Gesù ci manda nel mondo. Non ci rende estranei o attenti a un altro mondo. È il sogno di “fratelli tutti”, non divisi ma uniti, più forti del demonio, capaci di parlare lingue nuove. Per Gesù i segni del Regno di Dio sono quelli che allargano gli spazi del bene e fermano gli assalti del male. Tutto ci riguarda, come dice la Gaudium et Spes, perché ogni creatura “riflette qualcosa di Dio e ha un messaggio da trasmetterci”.

Dopo la Laudato si’ di Papa Francesco ci siamo resi conto che nel rapporto con la creazione abbiamo peccato e ci siamo illusi. Il peccato ecologico – distruggere il villaggio e, quindi, anche i suoi abitanti – è frutto di un modello di umanità: quello che calpesta, sfrutta, degrada, inquina e uccide. Gesù ci invita ad avere cura di quello che ci è affidato, che è nostro (quindi anche mio e viceversa) ma che se pieghiamo alla logica dei tanti “io” lo distruggiamo. Ogni volta che ci chiudiamo in logiche predatorie falliamo miseramente.
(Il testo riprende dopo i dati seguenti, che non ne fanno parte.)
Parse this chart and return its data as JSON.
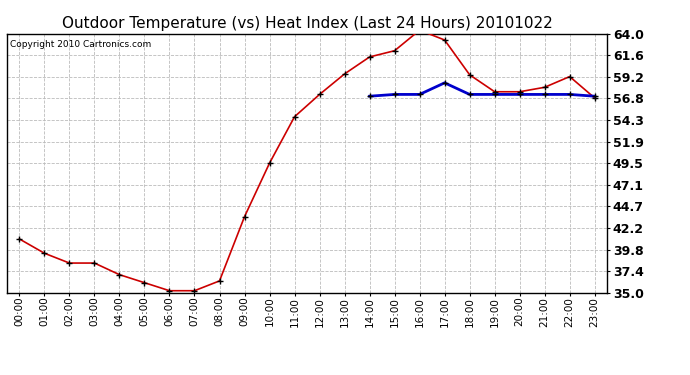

Quanti allarmi non ascoltati, anzi follemente e irrazionalmente ignorati, anche con la subdola e pericolosa predicazione del “non c’è problema”! È di questi giorni la notizia che la temperatura della Terra ha già oltrepassato di 1,15 gradi centigradi la media della fine del XIX secolo. La febbre del pianeta genera incertezza e paura. È sempre più difficile, se non quasi impossibile, mantenere la promessa degli accordi di Parigi del 2015, di poter contenere l’aumento della temperatura sotto gli 1,5 gradi. La questione dei cambiamenti climatici va correlata con quella della perdita di biodiversità.

Ogni anno perdiamo specie viventi che ci impoveriscono su tutti i fronti: la creazione “perde i pezzi” e quasi non ce ne rendiamo conto. Abbiamo la pretesa di dichiarare inutili alcune specie viventi di cui conosciamo poco o nulla. Ricordiamoci che c’è un rapporto tra i nostri stili di vita personali e quelli del mercato e quanto succede! Ma non basta la paura! Non è in nome della paura di una catastrofe futura che ci si converte, ma in nome di una passione per l’esistente. Il tema che avete messo al centro di queste vostre giornate – “Investi nel nostro pianeta” – ci deve vedere tutti assunti per un’opera di cura straordinaria, quella che Papa Francesco chiama conversione ecologica. A situazioni di eccezionale gravità non possiamo rispondere con la mediocrità del “faccio quello che posso” o “tanto va bene lo stesso” (variante dello sconsiderato “andrà tutto bene”, che può rassicurare i bambini ma non gli adulti!). Dobbiamo fare ciò che serve e non è vero che va bene lo stesso! Non ci è consentito dormire. Essere svegli vuol dire ascoltare l’allarme e decidere, non rimandare, prendersi delle responsabilità. In un mondo finito non possiamo illuderci di sfruttare risorse infinite. La strada della condivisione è il nostro bene. Non c’è altro futuro! Non fare niente è togliere tutto a chi viene dopo di noi. La sobrietà non è lo stile di chi vive con il freno a mano tirato, ma il dono di chi ha capito che le nostre vite sono intrecciate a quelle di tutti gli esseri viventi. Davvero di meno è di più.

E l’impegno per la cura del creato sia sempre unito a un’effettiva solidarietà con i più poveri: “Occorre sentire nuovamente che abbiamo bisogno gli uni degli altri, che abbiamo una responsabilità verso gli altri e verso il mondo, che vale la pena di essere buoni e onesti. Già troppo a lungo siamo stati nel degrado morale, prendendoci gioco dell’etica, della bontà, della fede, dell’onestà, ed è arrivato il momento di riconoscere che questa allegra superficialità ci è servita a poco. Tale distruzione di ogni fondamento della vita sociale finisce col metterci l’uno contro l’altro per difendere i propri interessi, provoca il sorgere di nuove forme di violenza e crudeltà e impedisce lo sviluppo di una vera cultura della cura dell’ambiente” (LS 229). Non accodiamoci alla schiera dei pessimisti di professione, ma arruoliamoci tra gli artigiani della cura. La sobrietà è il primo passo per guadagnare la meta di un pianeta a misura d’uomo e di ogni creatura. È il dono del Padre Creatore. Solo così potremo rendere di nuovo la terra il giardino che Dio ci ha affidato.